04.09.2018 - 09:41 Uhr
Wurz bei PüchersreuthOberpfalz

Nach der „Wurzer Runde“ in die Snappbox

„Highline ist immer super – die beste Band. Und die Leute hier sind auch immer super“, sagte Michael, als er beim O’Schnitt zum Frischluftschnappen mal kurz den Wurzer Feiertempel verließ.

von Benedikt GrimmProfil

Drinnen gab die fränkisch-oberpfälzische Partyband, die schon zum 18. Mal beim O’Schnitt auf der Bühne stand, einen Kracher nach dem anderen zum Besten. Eine volle Tanzfläche und massenweise Feierwütige, die auch die Bierbänke zum Tanzen und Feiern benutzen, sind da natürlich eine Selbstverständlichkeit. Schon am Freitag hatten die Gäste mit der Band HWO aus Altenstadt ordentlich losgelegt. „Das ist einfach eine Pflichtveranstaltung“, sagte Max aus Thumsenreuth, dem auch eine Attraktion im Außenbereich besonders zusagte. Wie im Vorjahr hatten die Organisatoren um Tom Kreuzer den „Trailer 1531“, einen rund zweieinhalb Meter breiten und zehn Meter langen, ehemaligen Sattelauflieger gebucht.
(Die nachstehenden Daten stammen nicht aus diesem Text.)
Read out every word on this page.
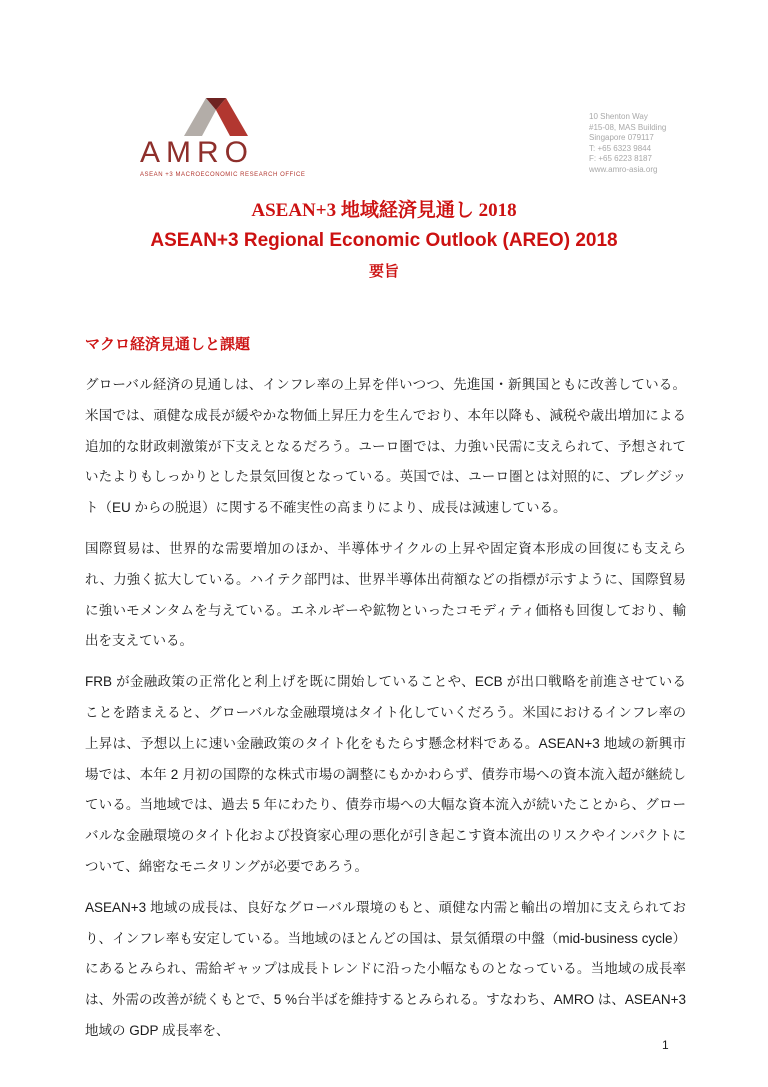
AMRO
ASEAN +3 MACROECONOMIC RESEARCH OFFICE
10 Shenton Way
#15-08, MAS Building
Singapore 079117
T: +65 6323 9844
F: +65 6223 8187
www.amro-asia.org
ASEAN+3 地域経済見通し 2018
ASEAN+3 Regional Economic Outlook (AREO) 2018
要旨
マクロ経済見通しと課題

グローバル経済の見通しは、インフレ率の上昇を伴いつつ、先進国・新興国ともに改善している。米国では、頑健な成長が緩やかな物価上昇圧力を生んでおり、本年以降も、減税や歳出増加による追加的な財政刺激策が下支えとなるだろう。ユーロ圏では、力強い民需に支えられて、予想されていたよりもしっかりとした景気回復となっている。英国では、ユーロ圏とは対照的に、ブレグジット（EU からの脱退）に関する不確実性の高まりにより、成長は減速している。

国際貿易は、世界的な需要増加のほか、半導体サイクルの上昇や固定資本形成の回復にも支えられ、力強く拡大している。ハイテク部門は、世界半導体出荷額などの指標が示すように、国際貿易に強いモメンタムを与えている。エネルギーや鉱物といったコモディティ価格も回復しており、輸出を支えている。

FRB が金融政策の正常化と利上げを既に開始していることや、ECB が出口戦略を前進させていることを踏まえると、グローバルな金融環境はタイト化していくだろう。米国におけるインフレ率の上昇は、予想以上に速い金融政策のタイト化をもたらす懸念材料である。ASEAN+3 地域の新興市場では、本年 2 月初の国際的な株式市場の調整にもかかわらず、債券市場への資本流入超が継続している。当地域では、過去 5 年にわたり、債券市場への大幅な資本流入が続いたことから、グローバルな金融環境のタイト化および投資家心理の悪化が引き起こす資本流出のリスクやインパクトについて、綿密なモニタリングが必要であろう。

ASEAN+3 地域の成長は、良好なグローバル環境のもと、頑健な内需と輸出の増加に支えられており、インフレ率も安定している。当地域のほとんどの国は、景気循環の中盤（mid-business cycle）にあるとみられ、需給ギャップは成長トレンドに沿った小幅なものとなっている。当地域の成長率は、外需の改善が続くもとで、5 %台半ばを維持するとみられる。すなわち、AMRO は、ASEAN+3 地域の GDP 成長率を、

1
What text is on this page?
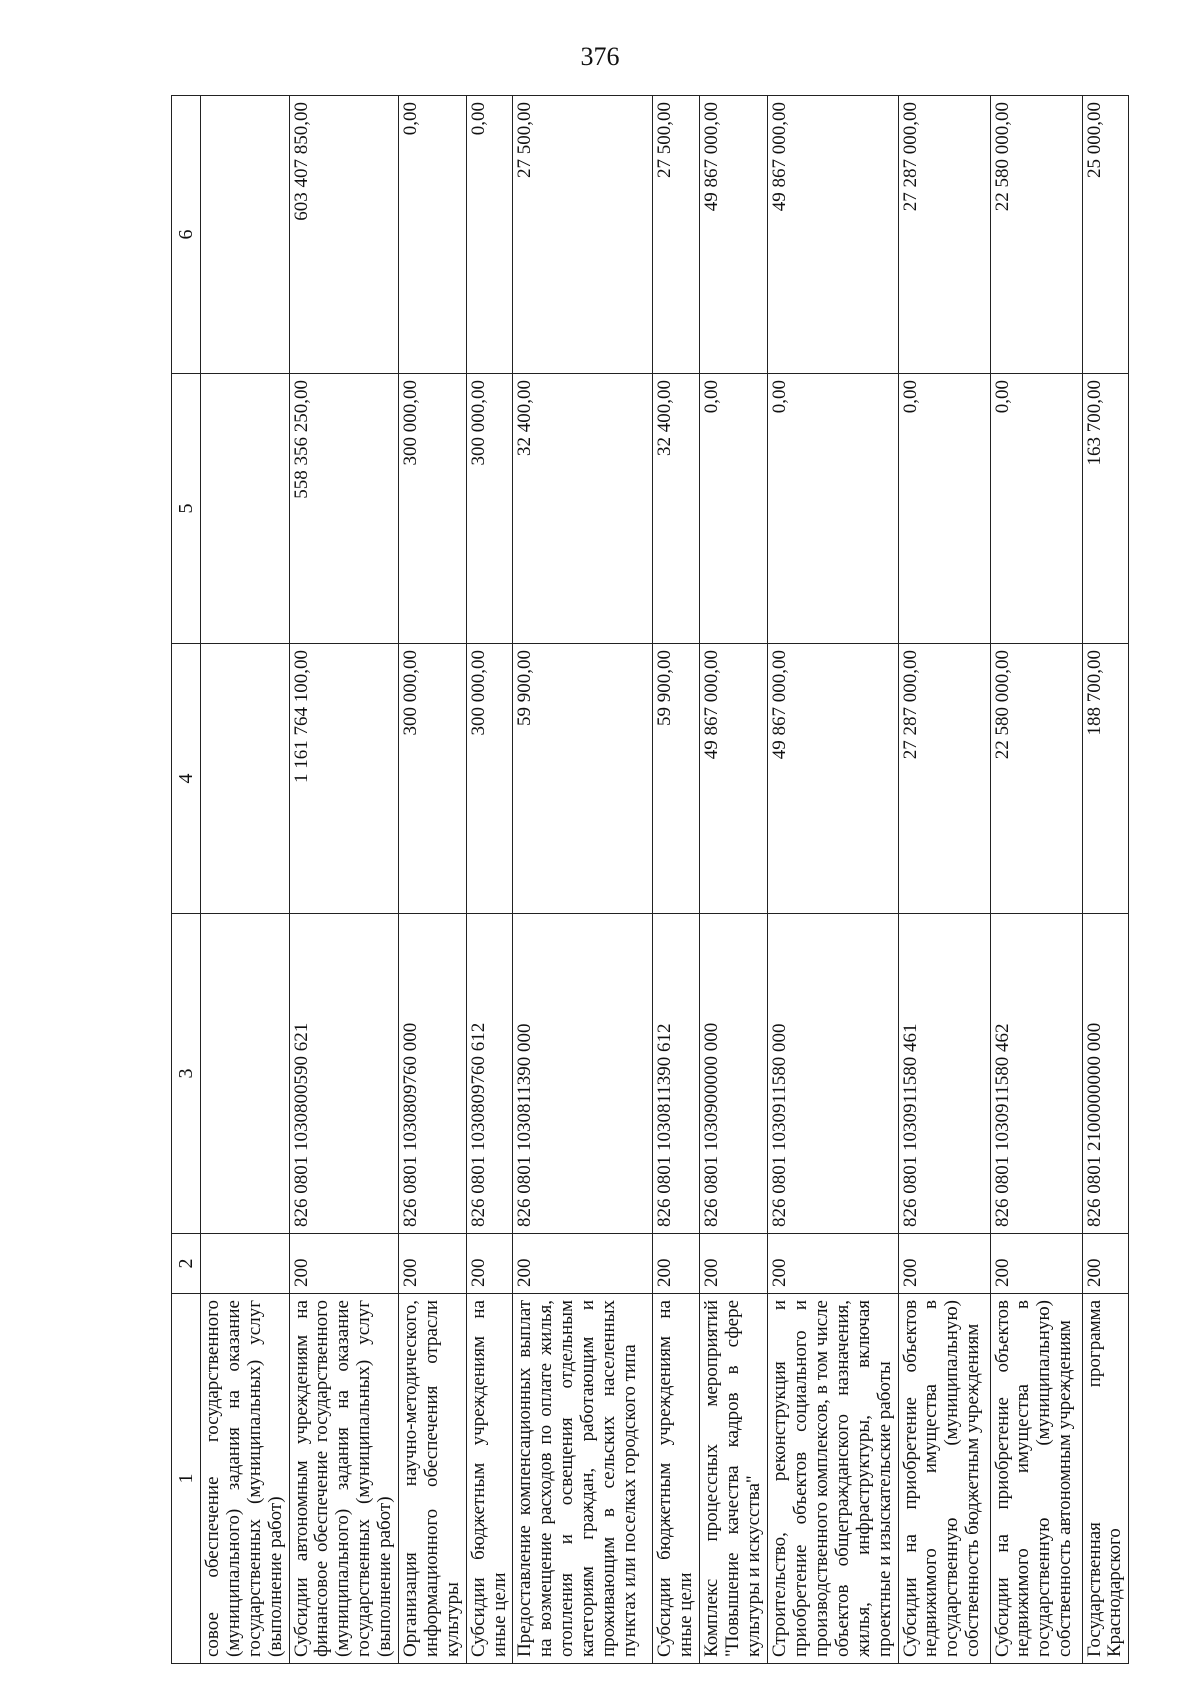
376
1	2	3	4	5	6
совое обеспечение государственного (муниципального) задания на оказание государственных (муниципальных) услуг (выполнение работ)					
Субсидии автономным учреждениям на финансовое обеспечение государственного (муниципального) задания на оказание государственных (муниципальных) услуг (выполнение работ)	200	826 0801 1030800590 621	1 161 764 100,00	558 356 250,00	603 407 850,00
Организация научно-методического, информационного обеспечения отрасли культуры	200	826 0801 1030809760 000	300 000,00	300 000,00	0,00
Субсидии бюджетным учреждениям на иные цели	200	826 0801 1030809760 612	300 000,00	300 000,00	0,00
Предоставление компенсационных выплат на возмещение расходов по оплате жилья, отопления и освещения отдельным категориям граждан, работающим и проживающим в сельских населенных пунктах или поселках городского типа	200	826 0801 1030811390 000	59 900,00	32 400,00	27 500,00
Субсидии бюджетным учреждениям на иные цели	200	826 0801 1030811390 612	59 900,00	32 400,00	27 500,00
Комплекс процессных мероприятий "Повышение качества кадров в сфере культуры и искусства"	200	826 0801 1030900000 000	49 867 000,00	0,00	49 867 000,00
Строительство, реконструкция и приобретение объектов социального и производственного комплексов, в том числе объектов общегражданского назначения, жилья, инфраструктуры, включая проектные и изыскательские работы	200	826 0801 1030911580 000	49 867 000,00	0,00	49 867 000,00
Субсидии на приобретение объектов недвижимого имущества в государственную (муниципальную) собственность бюджетным учреждениям	200	826 0801 1030911580 461	27 287 000,00	0,00	27 287 000,00
Субсидии на приобретение объектов недвижимого имущества в государственную (муниципальную) собственность автономным учреждениям	200	826 0801 1030911580 462	22 580 000,00	0,00	22 580 000,00
Государственная программа Краснодарского	200	826 0801 2100000000 000	188 700,00	163 700,00	25 000,00
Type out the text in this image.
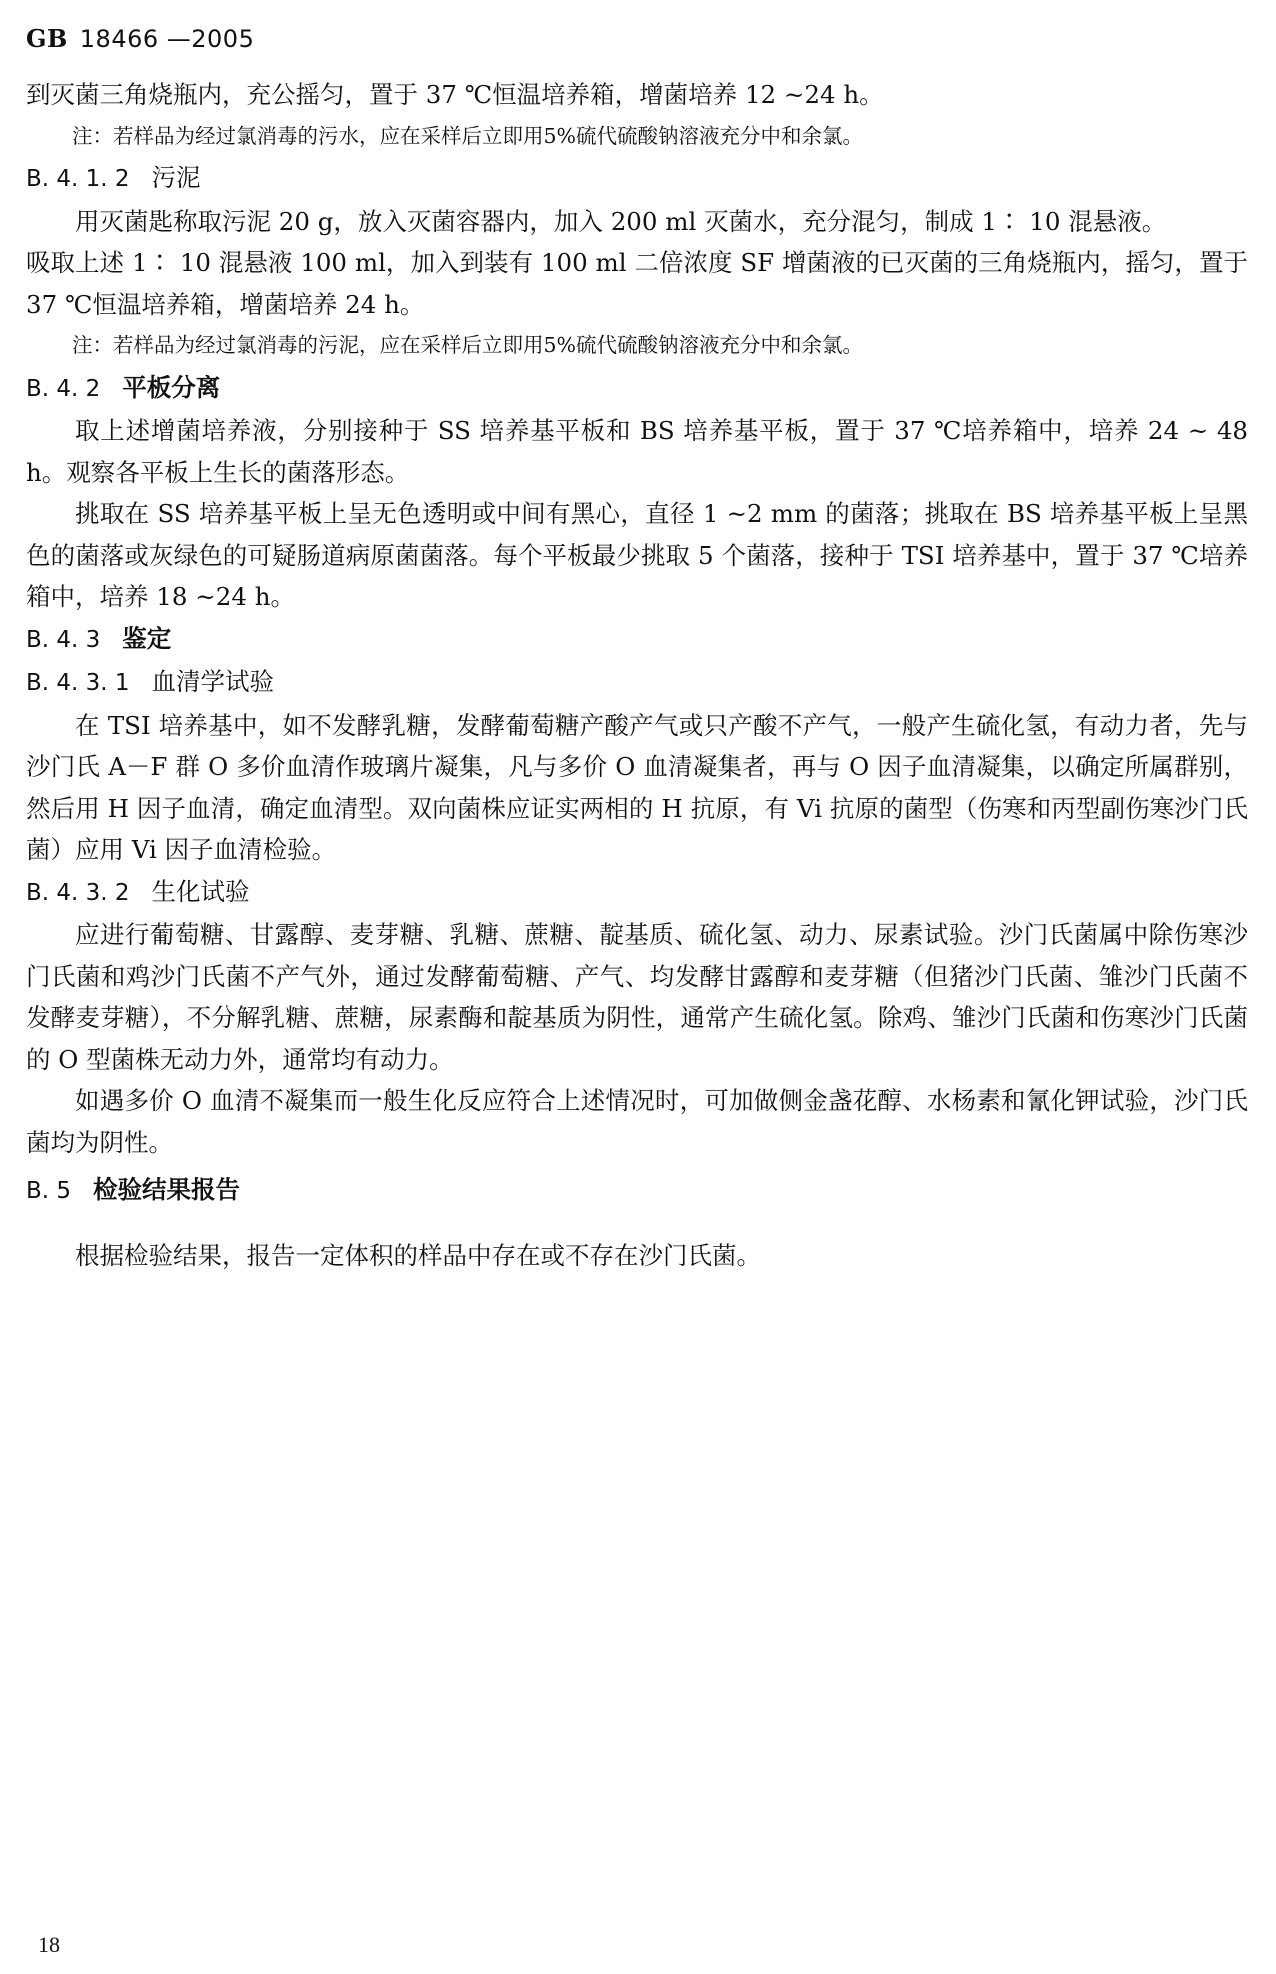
GB 18466 —2005

到灭菌三角烧瓶内，充公摇匀，置于 37 ℃恒温培养箱，增菌培养 12 ~24 h。

注：若样品为经过氯消毒的污水，应在采样后立即用5%硫代硫酸钠溶液充分中和余氯。

B. 4. 1. 2 污泥

用灭菌匙称取污泥 20 g，放入灭菌容器内，加入 200 ml 灭菌水，充分混匀，制成 1∶ 10 混悬液。

吸取上述 1∶ 10 混悬液 100 ml，加入到装有 100 ml 二倍浓度 SF 增菌液的已灭菌的三角烧瓶内，摇匀，置于 37 ℃恒温培养箱，增菌培养 24 h。

注：若样品为经过氯消毒的污泥，应在采样后立即用5%硫代硫酸钠溶液充分中和余氯。

B. 4. 2 平板分离

取上述增菌培养液，分别接种于 SS 培养基平板和 BS 培养基平板，置于 37 ℃培养箱中，培养 24 ~ 48 h。观察各平板上生长的菌落形态。

挑取在 SS 培养基平板上呈无色透明或中间有黑心，直径 1 ~2 mm 的菌落；挑取在 BS 培养基平板上呈黑色的菌落或灰绿色的可疑肠道病原菌菌落。每个平板最少挑取 5 个菌落，接种于 TSI 培养基中，置于 37 ℃培养箱中，培养 18 ~24 h。

B. 4. 3 鉴定

B. 4. 3. 1 血清学试验

在 TSI 培养基中，如不发酵乳糖，发酵葡萄糖产酸产气或只产酸不产气，一般产生硫化氢，有动力者，先与沙门氏 A－F 群 O 多价血清作玻璃片凝集，凡与多价 O 血清凝集者，再与 O 因子血清凝集，以确定所属群别，然后用 H 因子血清，确定血清型。双向菌株应证实两相的 H 抗原，有 Vi 抗原的菌型（伤寒和丙型副伤寒沙门氏菌）应用 Vi 因子血清检验。

B. 4. 3. 2 生化试验

应进行葡萄糖、甘露醇、麦芽糖、乳糖、蔗糖、靛基质、硫化氢、动力、尿素试验。沙门氏菌属中除伤寒沙门氏菌和鸡沙门氏菌不产气外，通过发酵葡萄糖、产气、均发酵甘露醇和麦芽糖（但猪沙门氏菌、雏沙门氏菌不发酵麦芽糖），不分解乳糖、蔗糖，尿素酶和靛基质为阴性，通常产生硫化氢。除鸡、雏沙门氏菌和伤寒沙门氏菌的 O 型菌株无动力外，通常均有动力。

如遇多价 O 血清不凝集而一般生化反应符合上述情况时，可加做侧金盏花醇、水杨素和氰化钾试验，沙门氏菌均为阴性。

B. 5 检验结果报告

根据检验结果，报告一定体积的样品中存在或不存在沙门氏菌。

18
Den haben die Betreiber längst zu einer fahrbaren Bar umfunktioniert, die alles bietet, was es für eine ausgelassene Party braucht: einen mit allerlei Hochprozentigen bestückten Ausschank, eine Musikanlage mit großen Boxen, eine aufwendige Beleuchtung für vielfältige Lichteffekte und ein motiviertes Team, das den Gästen die Getränkewünsche von den Lippen abliest. „Der Sternstoiner Container, der ist halt Kult“, sagte Max. Ein bisschen langsamer ließen es die Windischeschenbacher Fußballer am Freitag angehen, stand doch am Samstag noch ein Punktespiel auf dem Plan. „Heute erkunden wir erstmal die Lage, aber Samstag, das wird dann richtig Rakete“, beschrieb einer der Jungs seine Partyziele. Wem die sportliche Auslastung beim Tanzen und Feiern noch nicht genug war, der konnte sich heuer erstmals auch noch beim Bull-Riding vor der O’Schnitthalle richtig durchschütteln lassen.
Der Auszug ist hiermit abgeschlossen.